I didn't believe it was possible for compression technology to get any more efficient than it is today.
Take a PNG diagram like the one below:
How small do you think a file containing this diagram could be? The challenge is to get it under a kilobyte. Your choice of file formats and compression algorithms!
The uploaded version of the diagram on this blog may be smaller, but the one I have on disk is a PNG file that is 40,468 bytes in size. Compressing it using zip results in a file 38,394 bytes in size, - a 5% reduction.
That's not too surprising, because PNG is already a pretty efficient file format. All said, that's still way off our target size of a kilobyte. We're asking for an impossible 97.5% compression ratio.
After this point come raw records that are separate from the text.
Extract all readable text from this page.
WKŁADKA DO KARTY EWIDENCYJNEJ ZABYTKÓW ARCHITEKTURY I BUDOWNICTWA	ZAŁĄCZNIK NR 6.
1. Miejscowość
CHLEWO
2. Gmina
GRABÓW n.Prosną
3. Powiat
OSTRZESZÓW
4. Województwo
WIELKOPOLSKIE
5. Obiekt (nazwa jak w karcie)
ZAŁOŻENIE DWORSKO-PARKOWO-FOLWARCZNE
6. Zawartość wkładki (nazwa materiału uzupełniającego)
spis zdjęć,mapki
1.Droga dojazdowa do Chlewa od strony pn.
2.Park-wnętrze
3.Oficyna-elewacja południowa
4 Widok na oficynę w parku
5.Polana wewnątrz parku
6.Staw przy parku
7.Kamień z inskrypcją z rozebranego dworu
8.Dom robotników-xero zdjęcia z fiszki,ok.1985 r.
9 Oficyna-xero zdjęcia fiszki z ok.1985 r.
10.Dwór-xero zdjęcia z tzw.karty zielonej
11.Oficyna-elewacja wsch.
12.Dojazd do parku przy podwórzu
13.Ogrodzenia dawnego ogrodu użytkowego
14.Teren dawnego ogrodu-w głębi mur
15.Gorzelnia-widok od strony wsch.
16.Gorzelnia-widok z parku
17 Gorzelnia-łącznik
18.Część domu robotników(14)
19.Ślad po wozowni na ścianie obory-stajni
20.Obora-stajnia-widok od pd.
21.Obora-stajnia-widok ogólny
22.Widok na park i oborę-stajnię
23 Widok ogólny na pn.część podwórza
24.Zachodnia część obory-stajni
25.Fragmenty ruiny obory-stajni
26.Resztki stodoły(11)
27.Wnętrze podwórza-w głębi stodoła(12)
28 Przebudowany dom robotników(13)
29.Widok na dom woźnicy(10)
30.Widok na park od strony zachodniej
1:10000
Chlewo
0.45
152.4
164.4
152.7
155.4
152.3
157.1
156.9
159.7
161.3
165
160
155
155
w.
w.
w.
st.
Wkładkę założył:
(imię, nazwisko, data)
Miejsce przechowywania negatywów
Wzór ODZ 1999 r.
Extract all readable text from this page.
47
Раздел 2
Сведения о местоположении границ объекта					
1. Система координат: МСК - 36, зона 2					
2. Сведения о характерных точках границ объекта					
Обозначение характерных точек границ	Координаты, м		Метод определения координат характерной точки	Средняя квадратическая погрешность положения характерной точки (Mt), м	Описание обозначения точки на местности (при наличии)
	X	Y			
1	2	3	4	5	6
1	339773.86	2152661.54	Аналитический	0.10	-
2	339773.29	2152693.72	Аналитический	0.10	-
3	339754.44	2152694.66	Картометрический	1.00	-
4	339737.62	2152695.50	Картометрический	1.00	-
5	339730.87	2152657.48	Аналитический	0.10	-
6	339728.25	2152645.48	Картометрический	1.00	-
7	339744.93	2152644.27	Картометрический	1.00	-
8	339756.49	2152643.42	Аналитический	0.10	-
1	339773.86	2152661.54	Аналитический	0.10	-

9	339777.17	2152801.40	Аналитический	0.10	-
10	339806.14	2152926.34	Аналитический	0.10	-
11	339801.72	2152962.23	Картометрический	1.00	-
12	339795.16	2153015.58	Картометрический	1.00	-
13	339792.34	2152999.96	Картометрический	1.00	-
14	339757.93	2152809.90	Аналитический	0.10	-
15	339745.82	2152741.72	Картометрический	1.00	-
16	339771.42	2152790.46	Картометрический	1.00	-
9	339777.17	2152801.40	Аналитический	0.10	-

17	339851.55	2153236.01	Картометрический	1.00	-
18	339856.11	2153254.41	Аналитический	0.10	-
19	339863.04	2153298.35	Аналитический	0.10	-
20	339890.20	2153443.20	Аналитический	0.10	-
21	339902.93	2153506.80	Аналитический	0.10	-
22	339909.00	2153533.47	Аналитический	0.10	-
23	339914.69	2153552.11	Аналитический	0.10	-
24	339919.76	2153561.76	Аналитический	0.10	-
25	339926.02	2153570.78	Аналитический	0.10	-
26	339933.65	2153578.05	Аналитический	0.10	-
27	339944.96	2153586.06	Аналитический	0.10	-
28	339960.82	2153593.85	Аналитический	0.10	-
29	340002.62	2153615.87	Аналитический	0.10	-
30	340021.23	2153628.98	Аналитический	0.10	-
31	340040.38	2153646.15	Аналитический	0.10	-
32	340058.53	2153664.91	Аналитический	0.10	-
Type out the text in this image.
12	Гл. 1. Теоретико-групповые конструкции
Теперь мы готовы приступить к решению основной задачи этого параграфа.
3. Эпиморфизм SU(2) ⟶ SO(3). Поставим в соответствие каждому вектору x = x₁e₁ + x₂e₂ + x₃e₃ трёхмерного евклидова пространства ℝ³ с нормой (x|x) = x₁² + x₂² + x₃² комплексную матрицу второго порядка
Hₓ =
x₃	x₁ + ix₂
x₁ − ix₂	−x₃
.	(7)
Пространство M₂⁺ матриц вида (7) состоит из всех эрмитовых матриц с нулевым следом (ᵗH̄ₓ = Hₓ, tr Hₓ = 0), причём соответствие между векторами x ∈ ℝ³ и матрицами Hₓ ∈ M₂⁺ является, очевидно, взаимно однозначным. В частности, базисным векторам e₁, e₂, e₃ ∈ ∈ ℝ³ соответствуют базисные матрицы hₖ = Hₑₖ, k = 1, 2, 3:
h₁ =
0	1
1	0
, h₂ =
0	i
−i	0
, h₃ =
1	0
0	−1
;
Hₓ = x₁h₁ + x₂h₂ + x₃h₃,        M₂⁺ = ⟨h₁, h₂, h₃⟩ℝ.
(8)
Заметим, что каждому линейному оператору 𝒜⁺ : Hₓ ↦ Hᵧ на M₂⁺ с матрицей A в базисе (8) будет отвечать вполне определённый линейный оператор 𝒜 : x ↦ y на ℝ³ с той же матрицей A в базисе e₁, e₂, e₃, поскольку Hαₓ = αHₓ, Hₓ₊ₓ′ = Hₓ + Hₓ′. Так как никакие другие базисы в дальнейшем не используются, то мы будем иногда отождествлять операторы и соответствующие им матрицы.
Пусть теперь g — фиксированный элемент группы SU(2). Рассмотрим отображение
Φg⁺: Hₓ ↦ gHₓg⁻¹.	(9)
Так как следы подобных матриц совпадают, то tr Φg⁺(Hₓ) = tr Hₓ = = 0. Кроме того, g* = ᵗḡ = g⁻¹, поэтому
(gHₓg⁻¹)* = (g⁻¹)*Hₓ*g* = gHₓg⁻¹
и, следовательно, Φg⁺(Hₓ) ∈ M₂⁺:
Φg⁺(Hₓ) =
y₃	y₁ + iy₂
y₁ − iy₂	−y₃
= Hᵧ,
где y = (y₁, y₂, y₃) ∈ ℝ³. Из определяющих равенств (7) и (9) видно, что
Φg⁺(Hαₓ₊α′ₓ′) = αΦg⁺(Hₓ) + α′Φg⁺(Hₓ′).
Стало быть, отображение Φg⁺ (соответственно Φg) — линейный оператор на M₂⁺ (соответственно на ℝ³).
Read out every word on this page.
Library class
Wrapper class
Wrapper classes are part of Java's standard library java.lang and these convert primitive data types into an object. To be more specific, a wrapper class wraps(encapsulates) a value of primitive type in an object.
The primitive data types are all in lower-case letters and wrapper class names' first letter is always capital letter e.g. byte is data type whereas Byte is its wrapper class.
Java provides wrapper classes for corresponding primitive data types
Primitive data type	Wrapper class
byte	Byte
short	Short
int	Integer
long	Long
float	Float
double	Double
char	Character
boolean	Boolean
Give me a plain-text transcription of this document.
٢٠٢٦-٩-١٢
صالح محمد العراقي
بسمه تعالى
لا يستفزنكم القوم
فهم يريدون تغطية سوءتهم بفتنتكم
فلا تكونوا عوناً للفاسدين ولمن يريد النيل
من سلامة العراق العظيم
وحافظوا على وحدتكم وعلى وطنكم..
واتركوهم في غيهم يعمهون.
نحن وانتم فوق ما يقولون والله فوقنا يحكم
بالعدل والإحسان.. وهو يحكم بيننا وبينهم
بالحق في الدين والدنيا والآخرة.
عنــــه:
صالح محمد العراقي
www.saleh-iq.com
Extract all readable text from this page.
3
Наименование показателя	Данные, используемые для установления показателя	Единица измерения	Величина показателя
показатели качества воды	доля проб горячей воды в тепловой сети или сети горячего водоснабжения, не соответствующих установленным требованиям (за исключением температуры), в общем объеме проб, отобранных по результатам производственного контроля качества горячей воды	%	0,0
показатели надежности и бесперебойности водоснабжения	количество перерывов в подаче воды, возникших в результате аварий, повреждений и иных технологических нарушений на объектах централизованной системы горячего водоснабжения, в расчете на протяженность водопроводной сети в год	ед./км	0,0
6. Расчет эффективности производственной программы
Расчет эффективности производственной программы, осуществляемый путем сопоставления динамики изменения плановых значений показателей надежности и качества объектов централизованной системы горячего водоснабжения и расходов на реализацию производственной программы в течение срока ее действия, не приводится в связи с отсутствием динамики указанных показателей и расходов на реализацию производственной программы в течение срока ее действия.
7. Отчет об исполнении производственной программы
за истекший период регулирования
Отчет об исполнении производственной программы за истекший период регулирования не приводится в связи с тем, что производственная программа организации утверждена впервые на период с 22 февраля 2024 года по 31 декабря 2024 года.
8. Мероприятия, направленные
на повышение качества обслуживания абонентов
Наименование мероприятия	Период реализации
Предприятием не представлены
Now, what if I told you there was a way to get there with no loss of information?
Unbelievable?
The above diagram is the standard example on the ditaa.org website. The website hosts the eponymous ditaa tool, which is Free Software under the GNU GPL. Ditaa converts ASCII art into image files. Aha!
The above diagram is generated from an ASCII art text file that weighs in at 1,569 bytes, which is still 50% above our target, but since ASCII text is very space-inefficient, it can be further zipped into a file that is just 713 bytes in size. Compared to the size of the original PNG image that it captures in a lossless representation, that's a compression ratio of 98%!
Here's what the ASCII art version looks like (this is a PNG screenshot, by the way ;-).
Here's what the ASCII art version looks like (this is a PNG screenshot, by the way ;-).
[How does one draw ASCII art in the first place? Isn't that a pain? Not really. There's another wonderful tool over at www.asciiflow.com that provides a simple UI to create ASCII art diagrams (doesn't work with IE). Use the tool and follow the conventions specified by ditaa, and you can create really compact diagrams that can be expanded whenever required.]
To me, it's not the compression ratio that's so cool. It's the whole approach to representing technical diagrams. The efficiency is in being able to capture the basics of representation in such a minimalistic way, yet sacrifice nothing in terms of the output's visual appeal.
Full marks to asciiflow and ditaa!
3 comments:
Interesting but doubt if there will be any real use since storage/BW are inexpensive compared with the constraints this ASCII art imposes. If we limit drawing to using predefined shapes, we can go for even a higher compression.
Gladston
Actually it does lose data. The original image has colours which might be semantically important. The ASCII art version does not.
Jim,
The ASCII art version *is* the original from which the PNG image is generated (by ditaa). And it has the colours encoded inside the figures.